Eddie Griffiths

Personal information
- Full name: Edward James Griffiths
- Born: 18 July 1891 Pyrmont, New South Wales, Australia
- Died: 1 November 1980 (aged 89) Manly, New South Wales

Playing information
- Position: Second-row
Club
| Years | Team | Pld | T | G | FG | P |
| 1909–12 | Eastern Suburbs | 37 | 8 | 0 | 0 | 24 |
| 1913–14 | Western Suburbs | 11 | 0 | 0 | 0 | 0 |
|  | Total | 48 | 8 | 0 | 0 | 24 |
- Source: Whiticker/Hudson
- Allegiance: Australia
- Branch: Australian Army
- Service years: 1915-1918
- Conflicts: World War I Gallipoli campaign; ;

= Eddie Griffiths =

Australian rugby league footballer, soldier and firefighter

Edward James Griffiths (1891-1980) was an Australian fire fighter, veteran of the Gallipoli campaign and a three-time premiership-winning rugby league player with the Eastern Suburbs club.

== Career and war service ==
Born in Pyrmont, New South Wales in 1891, Eddie Griffiths joined the fire service as a Brigades Cadet Corps at just sixteen years of age and his exploits since that time are legendary. Current station commander of the 'D' Platoon in the NSW Fire Brigade recalls Griffiths as a tough fearless man who always led by example, describing him as "Our greatest fire fighter"......”A legend in the true sense of the word". In 1948 Griffiths was given the highest honour of any fire fighter when he was promoted to Chief Officer of the NSW Fire Brigades.

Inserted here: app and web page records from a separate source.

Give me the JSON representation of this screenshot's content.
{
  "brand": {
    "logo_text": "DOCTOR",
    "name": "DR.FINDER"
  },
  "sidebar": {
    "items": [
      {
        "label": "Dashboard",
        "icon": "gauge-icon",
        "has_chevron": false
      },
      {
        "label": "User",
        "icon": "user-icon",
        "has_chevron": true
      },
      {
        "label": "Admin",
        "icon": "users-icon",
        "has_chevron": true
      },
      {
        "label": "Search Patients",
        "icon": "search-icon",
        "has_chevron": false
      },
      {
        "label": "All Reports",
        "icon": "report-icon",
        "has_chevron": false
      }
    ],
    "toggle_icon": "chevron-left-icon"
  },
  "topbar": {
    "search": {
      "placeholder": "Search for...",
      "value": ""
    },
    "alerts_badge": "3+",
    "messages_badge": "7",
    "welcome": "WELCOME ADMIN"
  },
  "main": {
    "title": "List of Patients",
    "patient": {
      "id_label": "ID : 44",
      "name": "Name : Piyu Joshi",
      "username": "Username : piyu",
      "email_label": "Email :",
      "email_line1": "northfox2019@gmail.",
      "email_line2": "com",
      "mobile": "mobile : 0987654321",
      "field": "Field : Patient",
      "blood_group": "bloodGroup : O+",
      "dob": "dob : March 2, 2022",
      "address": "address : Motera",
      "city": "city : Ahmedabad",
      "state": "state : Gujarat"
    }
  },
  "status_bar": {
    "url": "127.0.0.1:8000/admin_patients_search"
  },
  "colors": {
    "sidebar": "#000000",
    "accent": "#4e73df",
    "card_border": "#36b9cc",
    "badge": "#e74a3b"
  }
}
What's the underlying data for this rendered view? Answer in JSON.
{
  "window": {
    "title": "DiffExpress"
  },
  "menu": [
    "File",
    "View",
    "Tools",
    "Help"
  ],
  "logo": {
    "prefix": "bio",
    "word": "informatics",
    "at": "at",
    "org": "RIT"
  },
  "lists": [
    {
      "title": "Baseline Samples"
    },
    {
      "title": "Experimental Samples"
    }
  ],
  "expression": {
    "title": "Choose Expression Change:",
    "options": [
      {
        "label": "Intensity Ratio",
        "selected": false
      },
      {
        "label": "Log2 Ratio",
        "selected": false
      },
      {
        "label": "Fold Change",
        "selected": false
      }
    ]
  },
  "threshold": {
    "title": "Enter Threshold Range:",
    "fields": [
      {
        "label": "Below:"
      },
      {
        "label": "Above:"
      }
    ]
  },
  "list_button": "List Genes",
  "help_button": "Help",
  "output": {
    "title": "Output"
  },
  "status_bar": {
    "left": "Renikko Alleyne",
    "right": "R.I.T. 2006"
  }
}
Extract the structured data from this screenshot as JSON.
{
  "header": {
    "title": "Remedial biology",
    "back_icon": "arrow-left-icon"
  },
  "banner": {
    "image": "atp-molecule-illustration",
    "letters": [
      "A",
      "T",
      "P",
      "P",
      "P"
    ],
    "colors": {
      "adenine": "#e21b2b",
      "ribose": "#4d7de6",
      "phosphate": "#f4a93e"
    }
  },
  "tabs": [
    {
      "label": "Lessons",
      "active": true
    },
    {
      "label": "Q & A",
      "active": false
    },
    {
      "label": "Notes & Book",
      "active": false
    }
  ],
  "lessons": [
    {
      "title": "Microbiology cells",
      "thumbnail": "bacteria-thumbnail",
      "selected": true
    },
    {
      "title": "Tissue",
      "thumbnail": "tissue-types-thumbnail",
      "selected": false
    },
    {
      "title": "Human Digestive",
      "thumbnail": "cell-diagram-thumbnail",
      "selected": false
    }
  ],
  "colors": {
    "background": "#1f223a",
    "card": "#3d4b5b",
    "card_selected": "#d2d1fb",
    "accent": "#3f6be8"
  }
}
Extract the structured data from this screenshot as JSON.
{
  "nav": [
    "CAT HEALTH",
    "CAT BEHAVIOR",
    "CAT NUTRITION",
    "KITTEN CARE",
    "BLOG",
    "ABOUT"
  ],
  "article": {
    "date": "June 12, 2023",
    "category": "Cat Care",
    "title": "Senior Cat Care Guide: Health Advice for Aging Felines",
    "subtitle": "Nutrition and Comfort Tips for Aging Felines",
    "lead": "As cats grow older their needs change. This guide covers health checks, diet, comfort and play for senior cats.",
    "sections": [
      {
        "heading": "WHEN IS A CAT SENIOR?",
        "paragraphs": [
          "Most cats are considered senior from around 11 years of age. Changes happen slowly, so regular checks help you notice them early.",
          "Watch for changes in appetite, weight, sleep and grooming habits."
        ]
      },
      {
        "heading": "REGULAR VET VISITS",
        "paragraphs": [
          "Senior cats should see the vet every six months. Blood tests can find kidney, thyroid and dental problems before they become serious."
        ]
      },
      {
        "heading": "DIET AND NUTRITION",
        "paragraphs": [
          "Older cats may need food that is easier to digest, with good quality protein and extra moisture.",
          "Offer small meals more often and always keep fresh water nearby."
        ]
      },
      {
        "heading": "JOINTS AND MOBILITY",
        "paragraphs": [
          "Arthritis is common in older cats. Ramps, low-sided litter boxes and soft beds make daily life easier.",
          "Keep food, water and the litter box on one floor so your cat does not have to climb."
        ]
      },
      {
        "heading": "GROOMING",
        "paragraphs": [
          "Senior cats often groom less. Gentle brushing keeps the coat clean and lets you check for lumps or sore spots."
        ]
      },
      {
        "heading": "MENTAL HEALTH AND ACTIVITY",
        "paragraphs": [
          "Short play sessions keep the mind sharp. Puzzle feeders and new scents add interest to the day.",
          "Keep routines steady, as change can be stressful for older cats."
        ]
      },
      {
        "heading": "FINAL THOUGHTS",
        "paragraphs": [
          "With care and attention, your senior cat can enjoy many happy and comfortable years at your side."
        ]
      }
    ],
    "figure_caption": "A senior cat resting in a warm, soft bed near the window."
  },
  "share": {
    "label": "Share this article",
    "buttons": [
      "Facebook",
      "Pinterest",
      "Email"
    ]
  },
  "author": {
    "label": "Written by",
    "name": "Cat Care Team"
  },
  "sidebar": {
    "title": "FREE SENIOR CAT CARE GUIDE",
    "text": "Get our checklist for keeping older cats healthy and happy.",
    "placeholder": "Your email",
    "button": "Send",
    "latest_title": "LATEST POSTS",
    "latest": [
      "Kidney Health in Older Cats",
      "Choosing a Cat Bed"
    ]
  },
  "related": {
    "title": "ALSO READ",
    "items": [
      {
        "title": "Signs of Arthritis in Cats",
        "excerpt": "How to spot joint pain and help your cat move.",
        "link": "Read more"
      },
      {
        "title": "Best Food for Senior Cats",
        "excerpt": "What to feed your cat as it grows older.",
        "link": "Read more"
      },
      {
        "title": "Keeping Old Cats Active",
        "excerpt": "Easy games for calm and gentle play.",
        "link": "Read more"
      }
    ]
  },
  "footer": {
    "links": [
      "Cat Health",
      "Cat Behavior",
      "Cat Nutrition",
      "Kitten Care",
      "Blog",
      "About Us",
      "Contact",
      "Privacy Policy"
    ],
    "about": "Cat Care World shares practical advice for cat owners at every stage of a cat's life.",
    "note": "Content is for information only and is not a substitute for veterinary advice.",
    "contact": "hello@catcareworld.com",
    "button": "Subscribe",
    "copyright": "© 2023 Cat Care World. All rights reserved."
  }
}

A veteran of the First World War, Griffiths, a member of an Australian artillery unit, served in Egypt and Gallipoli.

==Rugby league career==

Eddie Griffiths played 4 seasons with Easts and was a member of the Eastern Suburbs rugby league sides that won premierships in 1911, 1912 & 1913, retaining permanent ownership of the New South Wales Rugby League's first trophy, the Royal Agricultural Society Shield. He played 37 first grade games with Easts between 1909 and 1912. He then joined the Western Suburbs Magpies.

==Accolades==

FIRE BRIGADE
CHIEF
Mr. E. Griffiths
Mr. E. J. Griffiths yesterday became Chief Officer of the New South Wales Fire Brigades.
He succeeded Mr. W. H. Beare, who has retired after 40 years' service.
Mr. Griffiths, who was born at Pyrmont 56 years ago, has also been a fireman for 40 years.
MR. E. J. GRIFFITHS
He was an original Anzac, taking part in the landing at Gallipoli.
For many years he played Rugby League football for Eastern Suburbs, when Dally Messenger was captain of the club......
— 30px, 30px, Sydney Morning Herald

==Death==

Eddie Griffiths died at a nursing home at Manly on 1 November 1980, age 89. He was cremated at Northern Suburbs Crematorium on 4 Nov 1980.